It’s hard to find a classroom today without some form of technology. But does investing in technology pay off in terms of test scores? Does outfitting every student with a laptop or iPad necessarily mean they are learning better?
The New York Times takes a close look at the the Kyrene School District in Chandler, Arizona. After a ballot initiative was passed in 2005, the Kyrene School District has spent roughly $33 million on technology. Its classrooms are outfitted with laptops, Smart Boards (like that in the photo above) and software to drill students on basic subjects. Teachers are supposed to be guides rather than lecturers to students who work at their own pace by using the resources of the Internet.
For its efforts, the Kyrene School District was pronounced a model of success by the National School Boards Association, which orchestrated a visit of 100 educators from 17 states to see Kyrene’s innovations in 2008.
But since 2005, Kyrene students’ scores in reading and math have “stagnated,” while scores for the rest of the state have risen.
“Pretty Weak” Evidence
Tom Vander Ark, the former executive director for education at the Bill and Melinda Gates Foundation, acknowledges that data for the educational value of extensive investments in technology is “pretty weak.” As the New York Times says, there simply isn’t much research showing that technology-centric teaching improves student learning.

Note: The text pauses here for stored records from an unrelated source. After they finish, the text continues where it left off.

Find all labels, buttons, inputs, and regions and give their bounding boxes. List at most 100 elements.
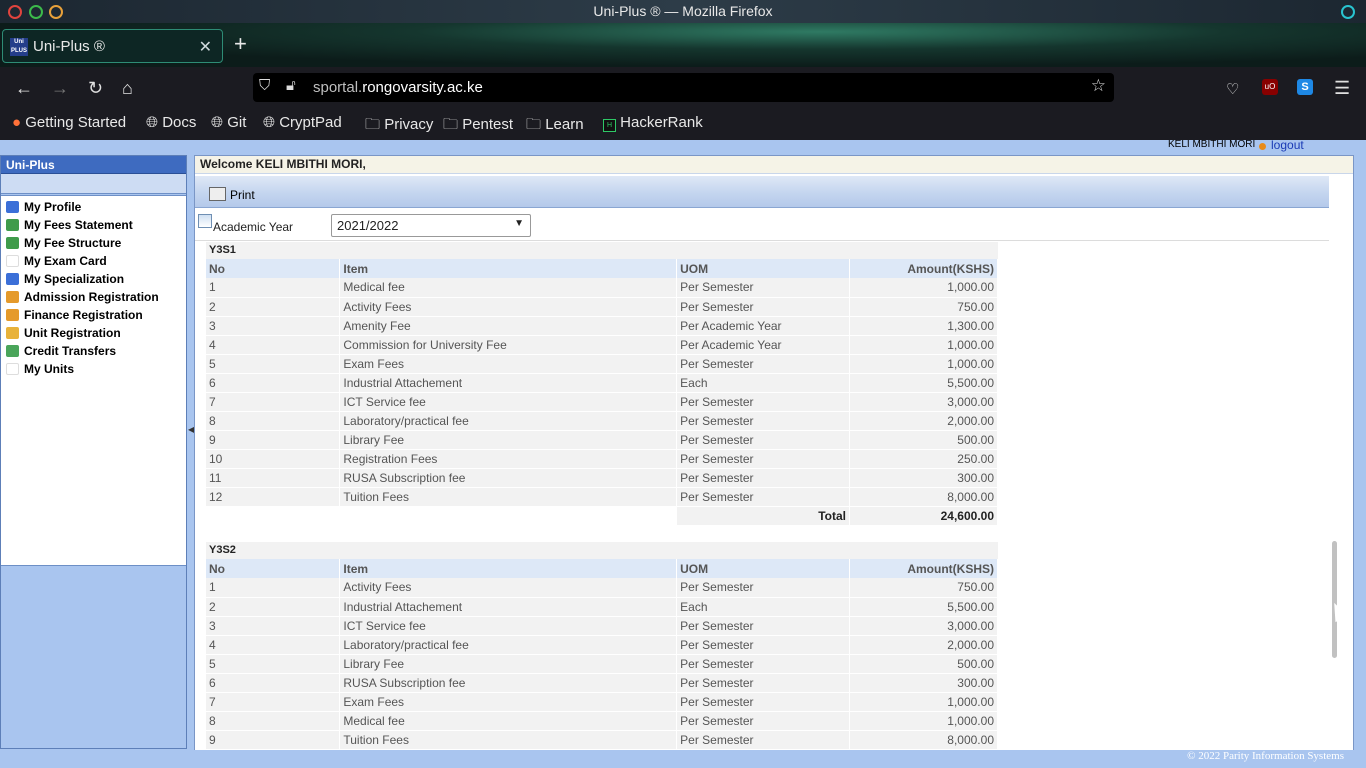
table-cell: 1,000.00 xyxy=(849,354,998,374)
table-cell: 5,500.00 xyxy=(849,373,998,393)
globe-icon: 🌐︎ xyxy=(211,114,224,131)
extension-s-icon[interactable]: S xyxy=(1297,79,1313,95)
table-cell: 6 xyxy=(206,673,341,693)
column-header: Item xyxy=(339,259,678,278)
table-cell: Laboratory/practical fee xyxy=(339,635,678,655)
table-cell: 8,000.00 xyxy=(849,487,998,507)
table-cell: Per Semester xyxy=(676,711,851,731)
hackerrank-icon: H xyxy=(603,119,616,132)
table-header-row: No Item UOM Amount(KSHS) xyxy=(206,559,998,578)
bookmark-hackerrank[interactable]: H HackerRank xyxy=(603,114,703,132)
tab-title: Uni-Plus ® xyxy=(33,38,105,55)
sidebar-item-my-fee-structure[interactable]: My Fee Structure xyxy=(1,234,186,252)
sidebar-menu: My Profile My Fees Statement My Fee Struct… xyxy=(1,195,186,566)
academic-year-value: 2021/2022 xyxy=(337,218,399,233)
menu-hamburger-icon[interactable]: ☰ xyxy=(1334,78,1350,99)
pocket-icon[interactable]: ♡ xyxy=(1226,80,1239,98)
print-button[interactable]: Print xyxy=(209,187,255,202)
table-cell: RUSA Subscription fee xyxy=(339,468,678,488)
sidebar-item-my-exam-card[interactable]: My Exam Card xyxy=(1,252,186,270)
minimize-window-icon[interactable] xyxy=(49,5,63,19)
url-prefix: sportal. xyxy=(313,79,363,96)
home-icon[interactable]: ⌂ xyxy=(122,78,133,99)
academic-year-row: Academic Year 2021/2022 ▼ xyxy=(195,209,1341,241)
forward-icon[interactable]: → xyxy=(51,78,69,99)
table-row: 1 Medical fee Per Semester 1,000.00 xyxy=(206,278,998,298)
table-row: 2 Activity Fees Per Semester 750.00 xyxy=(206,297,998,317)
folder-icon: 🗀 xyxy=(443,116,459,133)
sidebar-item-my-specialization[interactable]: My Specialization xyxy=(1,270,186,288)
sidebar-item-admission-registration[interactable]: Admission Registration xyxy=(1,288,186,306)
collapse-sidebar-icon[interactable]: ◀ xyxy=(188,425,194,470)
bookmark-getting-started[interactable]: ● Getting Started xyxy=(12,114,126,131)
table-row: 3 Amenity Fee Per Academic Year 1,300.00 xyxy=(206,316,998,336)
table-cell: Per Semester xyxy=(676,654,851,674)
edit-icon xyxy=(6,291,19,303)
sidebar-item-my-units[interactable]: My Units xyxy=(1,360,186,378)
user-name: KELI MBITHI MORI xyxy=(1168,139,1256,150)
table-cell: 5,500.00 xyxy=(849,597,998,617)
bookmark-git[interactable]: 🌐︎ Git xyxy=(211,114,246,131)
shield-icon[interactable]: ⛉ xyxy=(259,77,270,94)
table-cell: 9 xyxy=(206,730,341,750)
bookmarks-toolbar: ● Getting Started 🌐︎ Docs 🌐︎ Git 🌐︎ Cryp… xyxy=(0,108,1366,140)
table-cell: 2 xyxy=(206,597,341,617)
table-row: 7 ICT Service fee Per Semester 3,000.00 xyxy=(206,392,998,412)
table-cell: Registration Fees xyxy=(339,449,678,469)
logout-icon[interactable] xyxy=(1259,143,1266,150)
logout-link[interactable]: logout xyxy=(1271,138,1304,152)
close-tab-icon[interactable]: ✕ xyxy=(199,37,212,57)
close-window-icon[interactable] xyxy=(8,5,22,19)
bookmark-folder-learn[interactable]: 🗀 Learn xyxy=(526,114,584,139)
table-row: 8 Laboratory/practical fee Per Semester 2,0… xyxy=(206,411,998,431)
vertical-scrollbar[interactable] xyxy=(1329,176,1341,764)
table-cell: 1,000.00 xyxy=(849,335,998,355)
table-cell: Activity Fees xyxy=(339,297,678,317)
table-cell: Per Semester xyxy=(676,730,851,750)
table-row: 7 Exam Fees Per Semester 1,000.00 xyxy=(206,692,998,712)
tab-uniplus[interactable]: Uni PLUS Uni-Plus ® ✕ xyxy=(2,29,223,63)
window-menu-icon[interactable] xyxy=(1341,5,1355,19)
table-cell: 1,000.00 xyxy=(849,711,998,731)
table-cell: Industrial Attachement xyxy=(339,597,678,617)
table-cell: 750.00 xyxy=(849,578,998,598)
table-cell: Commission for University Fee xyxy=(339,335,678,355)
table-cell: 1 xyxy=(206,578,341,598)
sidebar: Uni-Plus My Profile My Fees Statement My F… xyxy=(0,155,187,749)
table-cell: Industrial Attachement xyxy=(339,373,678,393)
url-bar[interactable]: ⛉ 🔓︎ sportal.rongovarsity.ac.ke ☆ xyxy=(253,73,1114,102)
sidebar-item-finance-registration[interactable]: Finance Registration xyxy=(1,306,186,324)
ublock-icon[interactable]: uO xyxy=(1262,79,1278,95)
folder-icon: 🗀 xyxy=(526,116,542,133)
uniplus-favicon-icon: Uni PLUS xyxy=(10,38,28,56)
sidebar-item-credit-transfers[interactable]: Credit Transfers xyxy=(1,342,186,360)
academic-year-select[interactable]: 2021/2022 ▼ xyxy=(331,214,531,237)
scrollbar-thumb[interactable] xyxy=(1332,541,1337,658)
bookmark-cryptpad[interactable]: 🌐︎ CryptPad xyxy=(263,114,342,131)
blank-icon xyxy=(6,255,19,267)
semester-title: Y3S2 xyxy=(206,542,998,559)
sidebar-item-my-fees-statement[interactable]: My Fees Statement xyxy=(1,216,186,234)
column-header: Amount(KSHS) xyxy=(849,559,998,578)
table-cell: 250.00 xyxy=(849,449,998,469)
table-cell: 3,000.00 xyxy=(849,616,998,636)
maximize-window-icon[interactable] xyxy=(29,5,43,19)
back-icon[interactable]: ← xyxy=(15,78,33,99)
table-row: 2 Industrial Attachement Each 5,500.00 xyxy=(206,597,998,617)
table-cell: Tuition Fees xyxy=(339,730,678,750)
table-cell: Per Semester xyxy=(676,616,851,636)
bookmark-folder-privacy[interactable]: 🗀 Privacy xyxy=(365,114,433,139)
table-cell: Library Fee xyxy=(339,430,678,450)
lock-icon[interactable]: 🔓︎ xyxy=(286,77,296,94)
bookmark-folder-pentest[interactable]: 🗀 Pentest xyxy=(443,114,513,139)
table-cell: 4 xyxy=(206,335,341,355)
sidebar-item-my-profile[interactable]: My Profile xyxy=(1,198,186,216)
table-row: 9 Library Fee Per Semester 500.00 xyxy=(206,430,998,450)
sidebar-item-unit-registration[interactable]: Unit Registration xyxy=(1,324,186,342)
bookmark-docs[interactable]: 🌐︎ Docs xyxy=(146,114,196,131)
table-cell: 11 xyxy=(206,468,341,488)
printer-icon xyxy=(209,187,226,201)
reload-icon[interactable]: ↻ xyxy=(88,78,103,99)
new-tab-icon[interactable]: + xyxy=(234,31,247,57)
bookmark-star-icon[interactable]: ☆ xyxy=(1091,76,1106,96)
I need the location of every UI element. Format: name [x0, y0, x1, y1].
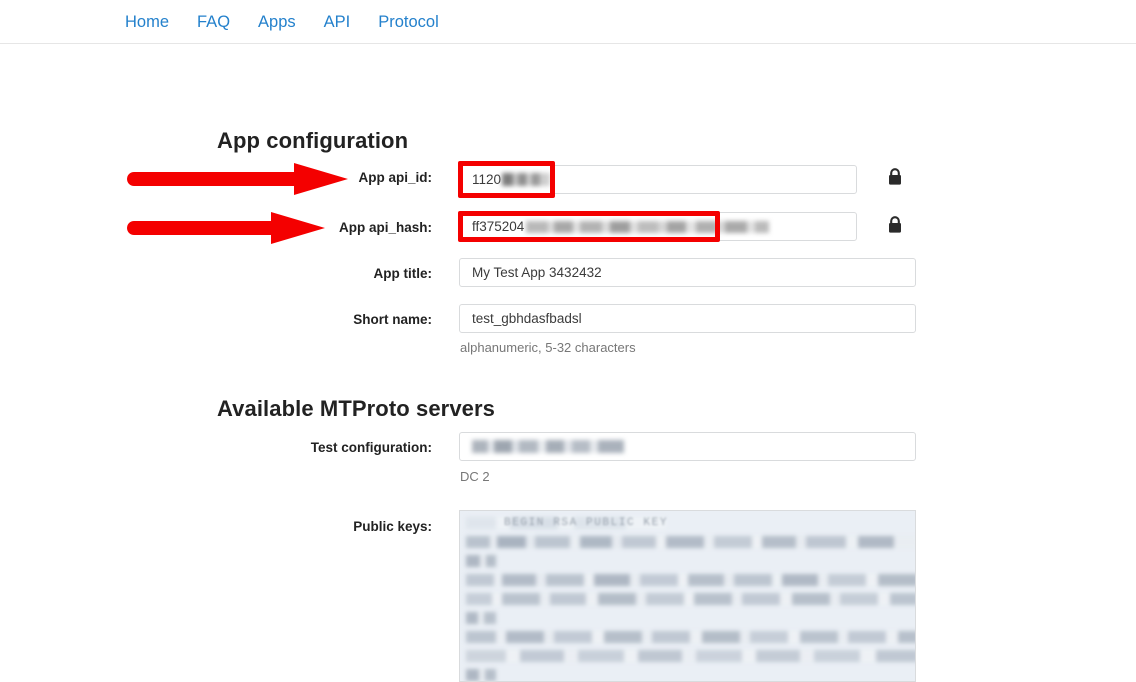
test-configuration-redacted-blur: [472, 440, 624, 453]
public-keys-blur-line: [466, 650, 915, 662]
input-app-title[interactable]: My Test App 3432432: [459, 258, 916, 287]
nav-links: Home FAQ Apps API Protocol: [111, 0, 453, 44]
page-content: App configuration App api_id: 1120 App a…: [0, 44, 1136, 682]
input-test-configuration[interactable]: [459, 432, 916, 461]
annotation-arrow-api-hash: [127, 212, 325, 244]
hint-test-configuration: DC 2: [460, 469, 490, 484]
section-title-app-configuration: App configuration: [217, 128, 409, 153]
short-name-value: test_gbhdasfbadsl: [472, 311, 582, 326]
label-test-configuration: Test configuration:: [310, 440, 432, 455]
input-short-name[interactable]: test_gbhdasfbadsl: [459, 304, 916, 333]
section-title-mtproto-servers: Available MTProto servers: [217, 396, 496, 421]
public-keys-header-text: BEGIN RSA PUBLIC KEY: [504, 517, 669, 529]
nav-item-api[interactable]: API: [310, 0, 365, 44]
public-keys-blur-line: [466, 669, 496, 681]
annotation-arrow-api-id: [127, 163, 348, 195]
lock-icon: [889, 168, 901, 185]
public-keys-blur-line: [466, 593, 915, 605]
label-public-keys: Public keys:: [353, 519, 432, 534]
nav-item-apps[interactable]: Apps: [244, 0, 310, 44]
public-keys-blur-line: [466, 631, 915, 643]
public-keys-blur-line: [466, 612, 496, 624]
public-keys-blur-line: [466, 536, 915, 548]
nav-item-home[interactable]: Home: [111, 0, 183, 44]
top-navigation-bar: Home FAQ Apps API Protocol: [0, 0, 1136, 44]
public-keys-blur-line: [466, 555, 496, 567]
nav-item-protocol[interactable]: Protocol: [364, 0, 453, 44]
textarea-public-keys[interactable]: [459, 510, 916, 682]
app-title-value: My Test App 3432432: [472, 265, 602, 280]
label-app-title: App title:: [373, 266, 433, 281]
label-short-name: Short name:: [353, 312, 432, 327]
annotation-rect-api-id: [458, 161, 555, 198]
hint-short-name: alphanumeric, 5-32 characters: [460, 340, 636, 355]
lock-icon: [889, 216, 901, 233]
nav-item-faq[interactable]: FAQ: [183, 0, 244, 44]
public-keys-blur-line: [466, 574, 915, 586]
annotation-rect-api-hash: [458, 211, 720, 242]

Many studies have found that technology has helped individual classrooms, schools or districts. For instance, researchers found that writing scores improved for eighth-graders in Maine after they were all issued laptops in 2002. The same researchers, from the University of Southern Maine, found that math performance picked up among seventh- and eighth-graders after teachers in the state were trained in using the laptops to teach.
Bryan Goodwin, spokesman for Mid-continent Research for Education and Learning, makes the point that “rather than being a cure-all or silver bullet, one-to-one laptop programs may simply amplify what’s already occurring — for better or worse.” Teachers who know what they’re doing will make good use of the technology while teachers who don’t will not.
A review by the Education Department in 2009 of research on online courses — which more than one million K-12 students are taking — found that few rigorous studies had been done and that policy makers “lack scientific evidence” of their effectiveness. A division of the Education Department that rates classroom curriculums has found that much educational software is not an improvement over textbooks.
Larry Cuban, an education professor emeritus at Stanford University, said the research did not justify big investments by districts.
“There is insufficient evidence to spend that kind of money. Period, period, period,” he said. “There is no body of evidence that shows a trend line.”
Just having a computer in a classroom is no guarantee of successful student learning and can even simply promote student distraction.